Well hidden behind a grassy embankment, the site connected to the public network now contributes to Belgium’s electricity reserve, and thus to regulate the frequency on the European network, which is all interconnected.
With its 100 megawatt-hours (MWh) of storage equivalent to the needs of 8,000 households, it fulfills a stabilization function still largely provided today by oil or gas-fired power stations.
To get out of fossil fuels, “battery storage is crucial because it makes it possible to better integrate renewable energies, by mitigating the negative effects of their intermittency”, and by optimizing infrastructures, explains Jean-Philippe Deckers, head of Elia, the operator of the Belgian high-voltage electricity network.
“It will have a major role to play in the energy transition, and is part of our vision,” he added, inaugurating the premises Thursday in Deux-Acren, between Brussels and Tournai.
Attached to a high-voltage line, the 40 containers filled with Tesla lithium-ion batteries produced in Nevada, store and retrieve electricity from the network, on demand.
Lithium-ion technology was chosen for its maturity, explains Michael Coudyser, managing director of Corsica Sole, a pioneer player in photovoltaics and storage, which designed and operates this site: “we know that these batteries will last at least ten years”.
Noise-reducing embankments protect neighbors from the drone of fans. A lesser evil “next to the aircraft engine” that had to be operated to mobilize the adjacent fuel depot, he says. This tank must be deposited soon.
– Key to the transition –
“If we want to separate from gas, which makes the price of electricity explode, we need storage”, underlines Mr. Coudyser, who recalls here a particularity of the European electricity market, whose prices are today hui linked to those of gas when demand is strong.
But beyond that, storing and retrieving electricity will be one of the major subjects of the energy transition because it will determine the development of renewable energies, by smoothing their variations in power within the same day, when a cloud passes overhead. of the field of solar panels or that the wind slows down…
Storage also makes it possible to conserve the energy produced at times of low consumption and to reinject it at times of high demand. Ditto over a week, to store it on Sunday, a day of lower consumption.
Great Britain, an island that relies heavily on green energies, has understood this well, and is very advanced in storage.
“A world without fossil fuels is necessary and a 100% renewable world is possible. But if we want a lot of renewable energy, we will also need a lot of storage,” summarizes Mr. Coudyser.
But it is expensive: 33 million euros for the Deux-Acren site, 80% of which for the batteries, financed without subsidies. It will take about 7 years to make it profitable, with sales on the electricity market.
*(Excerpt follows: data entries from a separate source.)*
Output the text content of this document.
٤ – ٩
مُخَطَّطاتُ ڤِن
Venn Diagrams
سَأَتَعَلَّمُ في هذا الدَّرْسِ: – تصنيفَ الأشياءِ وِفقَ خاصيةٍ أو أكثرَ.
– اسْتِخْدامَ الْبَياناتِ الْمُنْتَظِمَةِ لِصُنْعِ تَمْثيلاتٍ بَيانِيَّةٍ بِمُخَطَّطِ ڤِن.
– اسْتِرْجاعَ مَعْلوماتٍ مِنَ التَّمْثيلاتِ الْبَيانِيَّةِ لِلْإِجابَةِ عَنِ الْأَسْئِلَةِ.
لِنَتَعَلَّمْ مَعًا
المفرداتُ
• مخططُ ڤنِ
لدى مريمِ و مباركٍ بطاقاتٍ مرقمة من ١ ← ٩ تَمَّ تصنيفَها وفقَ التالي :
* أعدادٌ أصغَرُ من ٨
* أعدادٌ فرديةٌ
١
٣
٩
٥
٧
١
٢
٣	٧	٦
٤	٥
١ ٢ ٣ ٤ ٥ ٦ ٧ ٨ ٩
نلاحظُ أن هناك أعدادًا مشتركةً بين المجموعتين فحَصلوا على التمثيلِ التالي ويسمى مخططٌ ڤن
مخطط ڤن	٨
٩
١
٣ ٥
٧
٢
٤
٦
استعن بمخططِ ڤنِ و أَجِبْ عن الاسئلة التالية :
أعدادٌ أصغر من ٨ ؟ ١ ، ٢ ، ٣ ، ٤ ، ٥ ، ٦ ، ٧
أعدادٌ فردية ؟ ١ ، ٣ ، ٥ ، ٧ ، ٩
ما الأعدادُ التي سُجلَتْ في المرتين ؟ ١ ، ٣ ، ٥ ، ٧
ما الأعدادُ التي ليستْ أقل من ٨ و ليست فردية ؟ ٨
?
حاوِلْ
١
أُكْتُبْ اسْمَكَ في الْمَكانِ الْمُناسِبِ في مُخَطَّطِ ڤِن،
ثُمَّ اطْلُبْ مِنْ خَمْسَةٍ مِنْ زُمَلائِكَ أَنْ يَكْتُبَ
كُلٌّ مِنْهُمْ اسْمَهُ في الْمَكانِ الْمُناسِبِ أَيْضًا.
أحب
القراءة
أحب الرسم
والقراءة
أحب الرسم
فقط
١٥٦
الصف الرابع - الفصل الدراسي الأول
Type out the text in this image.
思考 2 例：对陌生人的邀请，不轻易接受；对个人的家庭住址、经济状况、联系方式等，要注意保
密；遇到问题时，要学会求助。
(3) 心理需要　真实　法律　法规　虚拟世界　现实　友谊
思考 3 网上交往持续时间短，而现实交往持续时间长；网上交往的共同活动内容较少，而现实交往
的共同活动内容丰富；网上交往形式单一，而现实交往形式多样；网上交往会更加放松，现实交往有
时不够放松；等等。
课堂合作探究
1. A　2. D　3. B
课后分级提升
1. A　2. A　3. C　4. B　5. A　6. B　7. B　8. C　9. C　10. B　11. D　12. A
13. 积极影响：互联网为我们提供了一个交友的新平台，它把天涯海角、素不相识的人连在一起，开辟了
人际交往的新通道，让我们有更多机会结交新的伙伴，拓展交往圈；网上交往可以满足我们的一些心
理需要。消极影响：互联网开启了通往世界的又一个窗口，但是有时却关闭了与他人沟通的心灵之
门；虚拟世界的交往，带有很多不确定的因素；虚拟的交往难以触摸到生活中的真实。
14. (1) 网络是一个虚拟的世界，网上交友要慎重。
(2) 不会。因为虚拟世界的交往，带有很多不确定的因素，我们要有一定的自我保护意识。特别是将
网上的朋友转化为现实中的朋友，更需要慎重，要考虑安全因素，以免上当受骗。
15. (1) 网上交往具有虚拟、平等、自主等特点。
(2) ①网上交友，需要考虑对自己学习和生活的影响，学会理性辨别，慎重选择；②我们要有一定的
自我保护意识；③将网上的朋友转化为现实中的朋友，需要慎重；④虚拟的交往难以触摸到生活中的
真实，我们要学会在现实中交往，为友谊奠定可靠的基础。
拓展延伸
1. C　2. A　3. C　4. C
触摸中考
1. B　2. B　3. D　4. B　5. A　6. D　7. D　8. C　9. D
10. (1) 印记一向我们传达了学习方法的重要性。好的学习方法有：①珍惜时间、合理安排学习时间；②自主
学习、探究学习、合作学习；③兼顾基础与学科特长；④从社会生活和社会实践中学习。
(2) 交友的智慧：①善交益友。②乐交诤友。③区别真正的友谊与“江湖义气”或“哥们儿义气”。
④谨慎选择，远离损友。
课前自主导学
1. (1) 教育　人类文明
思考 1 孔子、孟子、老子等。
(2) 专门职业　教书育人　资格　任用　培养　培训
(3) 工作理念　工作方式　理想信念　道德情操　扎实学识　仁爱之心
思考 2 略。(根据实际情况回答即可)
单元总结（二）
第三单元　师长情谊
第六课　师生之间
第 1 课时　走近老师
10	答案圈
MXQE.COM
To be able to build it in less than a year, the management company Mirova, a subsidiary of Natixis-BPCE specializing in sustainable development and already a shareholder of Corsica Sole, advanced the sum, before the arrival of the Edmond de Rothschild bank.
“The needs to develop renewables have never been so immense in this period of energy crisis, of the need for energy sovereignty and the fight against climate issues, and this will not be done without major investments”, comments Raphaël Lance, by Mirova.
However, there is no question at this stage of considering storage in this form of volumes that are too large: too expensive, underline the energy players, who are rather betting, like Corsica Sole, on hydrogen to be able to store more massively the energies coming from the wind and the sun.